Mais il n’en reste pas moins que, comme en Argentine avec l’élection de Milei, en Europe avec la poussée de la droite et de l’extrême droite dans nombre de pays ou en France avec l’élection de Macron et le renforcement du RN, un nombre croissant d’électeurs votent pour des candidats qui annoncent ou ont déjà mené des politiques antisociales.

Dans un billet précédent j’avais suggéré une explication possible par l'échec des « gauches » de gouvernement. Faisant les mêmes politiques néolibérales que la droite elles rendent crédible des alternatives extrémistes du seul fait qu’elles sont devenues les seules à ne pas avoir été essayées.

Mais cette explication, qui risque hélas d’être confirmée à la prochaine élection présidentielle en France où Macron a tout fait pour faire du RN un repoussoir favorisant un « front républicain » tout en accentuant une politique de régression sociale qui n’a réussi qu’à lui donner encore plus de poids dans la vie politique[3] ne tient plus vraiment dans le cas de Trump, puisque ce dernier a justement déjà été « essayé ».

On ne peut pas non plus se satisfaire de l’idée développée par Dov Alfon dans son éditorial du 7 novembre dans Libération quand il écrit que si Trump a gagné c’est que les « gens adhèrent aux priorités définies par Trump (violent protectionnisme économique, isolationnisme géopolitique, expulsions massives de migrants) », car il faudrait comprendre pourquoi cette adhésion s’est produite aujourd’hui, impliquant la progression du vote Trump dans tant de catégories variées (noirs, latinos, jeunes, retraités, diplômés, urbains et ruraux, banlieues), seules les femmes blanches diplômées des grandes villes se distinguant des autres catégories en lui refusant leurs suffrages. D’autant que ce glissement des électeurs vers des idées de droite et même d’extrême droite n’est pas un phénomène qui ne touche que les Etats-Unis.

Une autre explication est proposée par Pierre Sauvêtre dans son blog sur Mediapart qui tient à ce que Trump a « donné un nouveau souffle au néolibéralisme et réalisé une nouvelle synthèse originale entre la droite néolibérale et l’extrême droite en apportant sur la scène politique le style et la rhétorique de la guerre des races néolibérale[4] ». Cette droite défend « la justice sociale[5] et l’intérêt économique concret » laissant la gauche s’épuiser en défendant des valeurs abstraites quand les citoyens n’aspirent qu’à vivre mieux tout de suite. Et pour réaliser cet objectif le gouvernement n’a d’autre solution que de « dégrader la situation de certains groupes en vue d’améliorer celle des autres », ce qui fait que « le plus rationnel est de faire confiance au plus guerrier, à celui qui incarne le mieux la capacité à écraser ses ennemis » à savoir Trump qui a mené une campagne que les observateurs ont en général trouvée belliqueuse à l’excès mais qui a parlé aux électeurs principalement préoccupés par l’amélioration de leurs conditions de vie. En ne cessant de leur demander à tous ses meetings s’ils pensaient vivre mieux depuis l’élection de Biden, prouvant ainsi qu’il était beaucoup plus en phase avec leurs attentes que Kamala Harris qui défendait un bilan économique en décalage avec la perception de leur situation (on retrouve là l’explication de Romaric Godin), Trump a su les convaincre de lui accorder leurs votes. Finalement, loin d’être des abrutis, « Les électeurs de Trump sont intelligents et rationnels, et ils ont fait le choix qui était le meilleur pour eux dans le cadre de la guerre des races où ils ont été placés ».
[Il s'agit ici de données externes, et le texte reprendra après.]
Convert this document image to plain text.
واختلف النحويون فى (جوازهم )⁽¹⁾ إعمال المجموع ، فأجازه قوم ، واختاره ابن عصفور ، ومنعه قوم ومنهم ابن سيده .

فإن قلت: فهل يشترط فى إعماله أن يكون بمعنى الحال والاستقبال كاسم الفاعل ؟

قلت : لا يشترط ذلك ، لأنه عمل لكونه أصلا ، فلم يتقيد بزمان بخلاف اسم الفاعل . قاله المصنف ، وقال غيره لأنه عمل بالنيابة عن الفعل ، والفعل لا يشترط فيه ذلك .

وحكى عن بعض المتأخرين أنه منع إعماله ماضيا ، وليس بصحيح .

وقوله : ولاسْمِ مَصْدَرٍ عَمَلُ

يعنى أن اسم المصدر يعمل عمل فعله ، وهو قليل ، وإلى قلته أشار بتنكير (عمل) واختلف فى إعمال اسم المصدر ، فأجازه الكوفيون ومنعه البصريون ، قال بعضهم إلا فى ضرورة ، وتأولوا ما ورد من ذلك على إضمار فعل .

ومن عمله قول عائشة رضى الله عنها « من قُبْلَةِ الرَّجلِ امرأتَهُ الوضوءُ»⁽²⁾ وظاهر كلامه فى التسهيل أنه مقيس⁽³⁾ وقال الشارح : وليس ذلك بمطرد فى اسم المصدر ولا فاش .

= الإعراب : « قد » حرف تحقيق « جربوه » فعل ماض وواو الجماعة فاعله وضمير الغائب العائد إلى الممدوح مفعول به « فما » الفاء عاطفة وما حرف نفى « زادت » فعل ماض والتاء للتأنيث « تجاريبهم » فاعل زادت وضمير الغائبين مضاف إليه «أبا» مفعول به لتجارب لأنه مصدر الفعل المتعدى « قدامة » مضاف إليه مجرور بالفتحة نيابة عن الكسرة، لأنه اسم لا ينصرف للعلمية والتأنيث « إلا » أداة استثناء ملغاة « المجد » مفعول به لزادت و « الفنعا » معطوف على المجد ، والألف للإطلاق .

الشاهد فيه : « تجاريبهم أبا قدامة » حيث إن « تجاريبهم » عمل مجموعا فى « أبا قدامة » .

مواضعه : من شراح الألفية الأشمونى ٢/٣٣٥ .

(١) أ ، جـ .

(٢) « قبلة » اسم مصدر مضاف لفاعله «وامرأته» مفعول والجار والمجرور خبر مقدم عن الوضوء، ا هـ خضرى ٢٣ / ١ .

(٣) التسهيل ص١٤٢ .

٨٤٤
Cette explication est très convaincante et ne me semble pas contradictoire avec celle que je propose pour comprendre la victoire de Trump. La mienne commence en fait là où Pierre Sauvêtre s’arrête, sur le constat que « dans le cadre où ils ont été placés les électeurs ont fait le meilleur choix pour eux ».

Je souligne les deux points qui me semble cruciaux et ne font pas partie de l’analyse de Pierre Sauvêtre. Le premier ne peut pas se limiter au cadre de la guerre des races, qui est construit consciemment par des acteurs (intellectuels comme Rothbard ou Hayek, politiques comme Milei, Bolsonaro, Trump ou … Macron) en s’appuyant sur l’idéologie qui est la leur, mais qui sont eux-mêmes pris dans un cadre plus large qui est la société capitaliste mondialisée. Leur idéologie n’est pas exogène, elle est construite dans ce cadre et ce n’est pas un hasard si elle n’a commencé à prendre de l’ampleur qu’à la fin du mode de régulation fordiste remplacé par l’orientation néolibérale de l’économie et l’émergence de la finance. Le second est l’accent mis sur leur intérêt personnel comme critère essentiel de décision et qui fait de l’individu le point de départ de la société, celle-ci découlant de l’agrégation de ces décisions individuelles. Or ni le cadre de la guerre des races (bien réel), ni l’individu dans son splendide isolement ne sont les bons points de départ. Le cadre où l’individu se forme existe avant même sa naissance et il est lui-même bien plus large que la guerre des races néolibérales tel que le caractérise Pierre Sauvêtre[6].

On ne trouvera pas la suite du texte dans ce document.